The surname is of early medieval English origin, and derives from a pet form of the male given name "Peter", with the "t" softened into a "d".

Peter itself is from the Greek "Petros", the masculine form of "petra", which is the Greek word for "rock". In the modern idiom the surname, with softened d, can be found as Pead, Peed, Peade and Peede.

BELL  

Scottish and northern English: from Middle English belle ‘bell’, in various applications; most probably a metonymic occupational name for a bell ringer or bell maker, or a topographic name for someone living ‘at the bell’ (as attested by 14th-century forms such as John atte Belle). This indicates either residence by an actual bell (e.g. a town’s bell in a bell tower, centrally placed to summon meetings, sound the alarm, etc.) or ‘at the sign of the bell’, i.e. a house or inn sign (although surnames derived from house and inn signs are rare in Scots and English). Scottish and northern English: from the medieval personal name Bel.

MILLS

English and Scottish: variant of Mill. English: either a metronymic form of Mill, or a variant of Miles.
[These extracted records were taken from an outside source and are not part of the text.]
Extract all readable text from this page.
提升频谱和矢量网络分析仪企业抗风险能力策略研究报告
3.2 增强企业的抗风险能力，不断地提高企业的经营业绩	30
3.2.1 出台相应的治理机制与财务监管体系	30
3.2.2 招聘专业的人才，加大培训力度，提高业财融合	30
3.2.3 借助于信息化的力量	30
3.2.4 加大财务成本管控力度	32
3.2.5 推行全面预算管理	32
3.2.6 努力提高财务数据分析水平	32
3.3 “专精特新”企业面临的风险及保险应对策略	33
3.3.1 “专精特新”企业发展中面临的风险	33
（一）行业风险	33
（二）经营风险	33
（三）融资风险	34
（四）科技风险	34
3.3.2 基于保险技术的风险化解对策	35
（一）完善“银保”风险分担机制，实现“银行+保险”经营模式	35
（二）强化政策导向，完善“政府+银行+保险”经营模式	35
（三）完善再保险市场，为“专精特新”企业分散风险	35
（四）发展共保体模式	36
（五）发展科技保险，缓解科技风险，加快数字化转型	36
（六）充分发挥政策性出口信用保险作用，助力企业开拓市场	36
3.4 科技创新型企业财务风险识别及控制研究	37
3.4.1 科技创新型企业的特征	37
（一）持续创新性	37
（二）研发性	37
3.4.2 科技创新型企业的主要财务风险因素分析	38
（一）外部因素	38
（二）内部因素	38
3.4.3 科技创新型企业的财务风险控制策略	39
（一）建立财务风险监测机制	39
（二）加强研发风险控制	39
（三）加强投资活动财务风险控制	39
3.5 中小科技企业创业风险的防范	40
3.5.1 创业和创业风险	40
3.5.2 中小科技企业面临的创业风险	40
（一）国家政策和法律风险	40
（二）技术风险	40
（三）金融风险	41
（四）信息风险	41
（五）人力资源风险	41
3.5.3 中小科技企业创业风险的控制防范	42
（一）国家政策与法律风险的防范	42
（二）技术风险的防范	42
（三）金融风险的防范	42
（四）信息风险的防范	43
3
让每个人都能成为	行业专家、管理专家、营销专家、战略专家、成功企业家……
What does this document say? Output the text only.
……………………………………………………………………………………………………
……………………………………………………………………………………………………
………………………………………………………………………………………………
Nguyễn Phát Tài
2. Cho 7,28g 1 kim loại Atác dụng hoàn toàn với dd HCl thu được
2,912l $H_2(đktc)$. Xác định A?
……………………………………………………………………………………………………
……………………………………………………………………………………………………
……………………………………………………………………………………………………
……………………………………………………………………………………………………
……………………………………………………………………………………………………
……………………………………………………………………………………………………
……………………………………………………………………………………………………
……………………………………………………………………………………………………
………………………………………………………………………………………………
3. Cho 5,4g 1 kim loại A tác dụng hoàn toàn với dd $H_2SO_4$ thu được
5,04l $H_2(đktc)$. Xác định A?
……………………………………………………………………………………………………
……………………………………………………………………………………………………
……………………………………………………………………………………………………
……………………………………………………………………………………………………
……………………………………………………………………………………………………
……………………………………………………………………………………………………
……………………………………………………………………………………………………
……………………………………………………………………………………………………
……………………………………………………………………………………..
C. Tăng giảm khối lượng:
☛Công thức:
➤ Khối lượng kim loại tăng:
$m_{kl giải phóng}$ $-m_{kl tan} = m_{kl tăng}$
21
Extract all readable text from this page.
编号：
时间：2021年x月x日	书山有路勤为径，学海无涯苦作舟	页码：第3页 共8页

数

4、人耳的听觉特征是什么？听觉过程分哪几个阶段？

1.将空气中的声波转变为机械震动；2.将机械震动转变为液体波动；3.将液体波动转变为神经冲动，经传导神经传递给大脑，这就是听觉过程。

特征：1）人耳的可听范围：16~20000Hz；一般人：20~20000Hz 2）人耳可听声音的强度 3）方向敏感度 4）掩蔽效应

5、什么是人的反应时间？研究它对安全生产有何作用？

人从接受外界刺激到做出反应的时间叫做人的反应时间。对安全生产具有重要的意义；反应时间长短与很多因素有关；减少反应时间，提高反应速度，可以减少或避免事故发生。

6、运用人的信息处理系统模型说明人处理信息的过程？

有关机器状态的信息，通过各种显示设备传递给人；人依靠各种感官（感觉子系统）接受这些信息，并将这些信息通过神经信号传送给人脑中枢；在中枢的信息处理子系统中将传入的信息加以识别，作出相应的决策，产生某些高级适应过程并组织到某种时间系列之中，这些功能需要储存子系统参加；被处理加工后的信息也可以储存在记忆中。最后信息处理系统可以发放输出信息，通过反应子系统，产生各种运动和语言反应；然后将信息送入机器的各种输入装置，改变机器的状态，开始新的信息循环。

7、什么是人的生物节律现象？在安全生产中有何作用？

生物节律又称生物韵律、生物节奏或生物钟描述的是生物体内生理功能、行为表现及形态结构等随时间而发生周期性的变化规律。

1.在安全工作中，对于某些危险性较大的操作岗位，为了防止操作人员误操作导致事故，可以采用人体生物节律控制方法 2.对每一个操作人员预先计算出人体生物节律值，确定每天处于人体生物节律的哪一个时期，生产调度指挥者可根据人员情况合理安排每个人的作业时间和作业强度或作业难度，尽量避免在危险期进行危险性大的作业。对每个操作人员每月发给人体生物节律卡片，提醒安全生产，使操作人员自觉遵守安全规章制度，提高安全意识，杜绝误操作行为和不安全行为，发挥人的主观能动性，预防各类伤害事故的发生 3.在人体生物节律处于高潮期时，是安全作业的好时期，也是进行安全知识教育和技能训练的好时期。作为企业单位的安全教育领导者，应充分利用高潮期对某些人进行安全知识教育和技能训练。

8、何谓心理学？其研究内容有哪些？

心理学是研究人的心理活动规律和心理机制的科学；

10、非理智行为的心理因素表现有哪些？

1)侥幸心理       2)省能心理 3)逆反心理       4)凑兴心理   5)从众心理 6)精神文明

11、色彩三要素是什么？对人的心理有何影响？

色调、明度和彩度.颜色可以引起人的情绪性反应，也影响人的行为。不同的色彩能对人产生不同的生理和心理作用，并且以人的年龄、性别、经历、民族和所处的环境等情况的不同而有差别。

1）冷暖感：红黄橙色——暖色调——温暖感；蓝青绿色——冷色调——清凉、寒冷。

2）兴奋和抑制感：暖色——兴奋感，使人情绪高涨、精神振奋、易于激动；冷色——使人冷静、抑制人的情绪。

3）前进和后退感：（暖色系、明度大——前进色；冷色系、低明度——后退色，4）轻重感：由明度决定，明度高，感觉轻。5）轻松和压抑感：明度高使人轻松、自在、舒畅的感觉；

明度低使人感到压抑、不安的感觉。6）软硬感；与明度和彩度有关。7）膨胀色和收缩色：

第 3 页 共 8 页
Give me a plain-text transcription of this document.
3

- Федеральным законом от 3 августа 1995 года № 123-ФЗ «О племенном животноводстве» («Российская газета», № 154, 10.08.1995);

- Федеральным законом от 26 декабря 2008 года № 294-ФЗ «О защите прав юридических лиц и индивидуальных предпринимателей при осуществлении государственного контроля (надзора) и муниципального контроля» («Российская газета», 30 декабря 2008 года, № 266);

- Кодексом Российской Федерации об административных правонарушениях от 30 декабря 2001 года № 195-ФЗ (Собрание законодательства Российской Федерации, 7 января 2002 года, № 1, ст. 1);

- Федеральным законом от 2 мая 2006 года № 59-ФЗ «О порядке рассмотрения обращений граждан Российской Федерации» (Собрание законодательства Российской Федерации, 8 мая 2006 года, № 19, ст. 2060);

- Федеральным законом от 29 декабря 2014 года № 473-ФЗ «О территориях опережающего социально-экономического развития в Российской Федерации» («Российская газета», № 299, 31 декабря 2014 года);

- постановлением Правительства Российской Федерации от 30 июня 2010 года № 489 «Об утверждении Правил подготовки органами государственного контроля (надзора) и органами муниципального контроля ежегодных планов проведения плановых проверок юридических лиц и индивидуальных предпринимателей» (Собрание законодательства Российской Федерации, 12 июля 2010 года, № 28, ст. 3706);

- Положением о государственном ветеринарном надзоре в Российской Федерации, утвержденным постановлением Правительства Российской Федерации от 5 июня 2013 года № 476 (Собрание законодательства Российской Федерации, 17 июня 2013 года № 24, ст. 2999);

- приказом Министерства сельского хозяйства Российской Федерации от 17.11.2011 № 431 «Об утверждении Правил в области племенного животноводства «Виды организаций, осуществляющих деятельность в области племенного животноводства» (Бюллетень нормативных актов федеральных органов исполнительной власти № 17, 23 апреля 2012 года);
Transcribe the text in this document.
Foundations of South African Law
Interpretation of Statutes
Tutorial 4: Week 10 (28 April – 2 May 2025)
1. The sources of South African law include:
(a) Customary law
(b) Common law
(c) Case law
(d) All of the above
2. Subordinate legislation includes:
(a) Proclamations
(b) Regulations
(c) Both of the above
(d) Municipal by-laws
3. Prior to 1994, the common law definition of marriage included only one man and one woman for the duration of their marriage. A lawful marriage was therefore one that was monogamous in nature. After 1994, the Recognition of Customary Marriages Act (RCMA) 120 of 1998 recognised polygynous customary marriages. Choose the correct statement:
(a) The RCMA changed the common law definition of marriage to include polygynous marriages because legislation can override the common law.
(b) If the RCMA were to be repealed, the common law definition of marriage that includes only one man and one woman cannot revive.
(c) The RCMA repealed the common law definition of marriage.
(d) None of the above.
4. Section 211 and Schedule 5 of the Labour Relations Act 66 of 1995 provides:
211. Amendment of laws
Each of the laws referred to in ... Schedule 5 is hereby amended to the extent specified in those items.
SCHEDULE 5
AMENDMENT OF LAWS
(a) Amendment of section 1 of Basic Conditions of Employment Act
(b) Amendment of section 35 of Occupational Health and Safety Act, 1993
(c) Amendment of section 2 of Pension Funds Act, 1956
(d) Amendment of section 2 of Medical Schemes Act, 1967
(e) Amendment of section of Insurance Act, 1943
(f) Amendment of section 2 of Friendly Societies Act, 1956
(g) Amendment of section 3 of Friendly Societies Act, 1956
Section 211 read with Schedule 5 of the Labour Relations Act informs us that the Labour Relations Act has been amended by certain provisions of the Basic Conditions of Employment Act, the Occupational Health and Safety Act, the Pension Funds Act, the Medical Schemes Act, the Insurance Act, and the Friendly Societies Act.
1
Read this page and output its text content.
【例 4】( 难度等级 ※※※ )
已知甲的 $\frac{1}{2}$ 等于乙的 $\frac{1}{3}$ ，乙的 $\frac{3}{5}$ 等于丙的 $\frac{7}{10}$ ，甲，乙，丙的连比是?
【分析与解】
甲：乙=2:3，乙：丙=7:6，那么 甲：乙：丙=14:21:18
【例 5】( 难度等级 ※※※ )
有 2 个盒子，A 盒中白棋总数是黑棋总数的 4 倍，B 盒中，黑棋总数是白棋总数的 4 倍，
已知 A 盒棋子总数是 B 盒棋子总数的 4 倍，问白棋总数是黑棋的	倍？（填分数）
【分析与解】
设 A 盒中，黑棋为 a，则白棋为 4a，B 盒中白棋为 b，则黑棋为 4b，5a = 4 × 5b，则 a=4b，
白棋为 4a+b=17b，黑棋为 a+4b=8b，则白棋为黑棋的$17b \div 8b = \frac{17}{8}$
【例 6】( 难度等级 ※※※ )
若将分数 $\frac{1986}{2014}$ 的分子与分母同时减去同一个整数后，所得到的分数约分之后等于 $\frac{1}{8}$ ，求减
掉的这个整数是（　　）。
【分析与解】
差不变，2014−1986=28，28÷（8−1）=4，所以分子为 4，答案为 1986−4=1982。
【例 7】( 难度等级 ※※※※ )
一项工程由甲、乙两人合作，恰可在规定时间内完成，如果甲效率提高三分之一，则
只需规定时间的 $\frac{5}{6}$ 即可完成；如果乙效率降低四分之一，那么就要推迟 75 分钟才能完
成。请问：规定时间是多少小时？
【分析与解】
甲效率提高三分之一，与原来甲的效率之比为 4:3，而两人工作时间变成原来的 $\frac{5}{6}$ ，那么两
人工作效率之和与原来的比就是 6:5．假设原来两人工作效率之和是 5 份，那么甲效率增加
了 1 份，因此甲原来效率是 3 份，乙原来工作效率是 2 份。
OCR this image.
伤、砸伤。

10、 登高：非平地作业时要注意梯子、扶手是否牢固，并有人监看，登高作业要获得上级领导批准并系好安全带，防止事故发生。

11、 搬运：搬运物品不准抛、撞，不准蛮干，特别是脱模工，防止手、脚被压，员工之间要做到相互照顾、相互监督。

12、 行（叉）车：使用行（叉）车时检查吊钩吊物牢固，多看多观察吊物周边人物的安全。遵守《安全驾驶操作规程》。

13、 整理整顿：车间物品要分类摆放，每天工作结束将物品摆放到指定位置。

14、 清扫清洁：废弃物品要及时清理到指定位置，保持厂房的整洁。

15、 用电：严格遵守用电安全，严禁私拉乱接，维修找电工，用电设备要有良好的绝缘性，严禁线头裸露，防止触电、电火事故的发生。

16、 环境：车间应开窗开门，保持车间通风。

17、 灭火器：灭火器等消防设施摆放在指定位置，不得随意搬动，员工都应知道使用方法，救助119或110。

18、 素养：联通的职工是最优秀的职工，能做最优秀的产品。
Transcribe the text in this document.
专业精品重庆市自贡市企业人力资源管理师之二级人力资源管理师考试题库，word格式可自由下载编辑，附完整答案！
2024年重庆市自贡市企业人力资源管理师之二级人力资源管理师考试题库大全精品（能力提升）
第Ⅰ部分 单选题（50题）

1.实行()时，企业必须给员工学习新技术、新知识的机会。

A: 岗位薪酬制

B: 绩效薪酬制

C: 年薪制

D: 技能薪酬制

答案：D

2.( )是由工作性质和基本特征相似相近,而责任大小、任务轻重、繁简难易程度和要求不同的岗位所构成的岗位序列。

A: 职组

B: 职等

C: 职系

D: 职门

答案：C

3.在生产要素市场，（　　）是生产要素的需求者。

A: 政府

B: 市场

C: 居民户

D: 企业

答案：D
Irish: in Ulster this is the English name, but elsewhere in Ireland it may be a translation of a Gaelic topographic byname, an Mhuilinn ‘of the mill’.

HERITAGE  

Either someone who inherited land from an ancestor, or that it derives from the Old English word heretoga which originally meant a war leader, but by the time the surname evolved probably referred to a local community leader.

NEWSTEAD  

From the inhabited place from any of various places called Newstead, in particular the one in Nottinghamshire, which is named from Old English niwe ‘new’ + stede ‘monastic site’.

CHRISTIAN  

Vernacular form of Latin Christianus ‘follower of Christ’ (see Christ).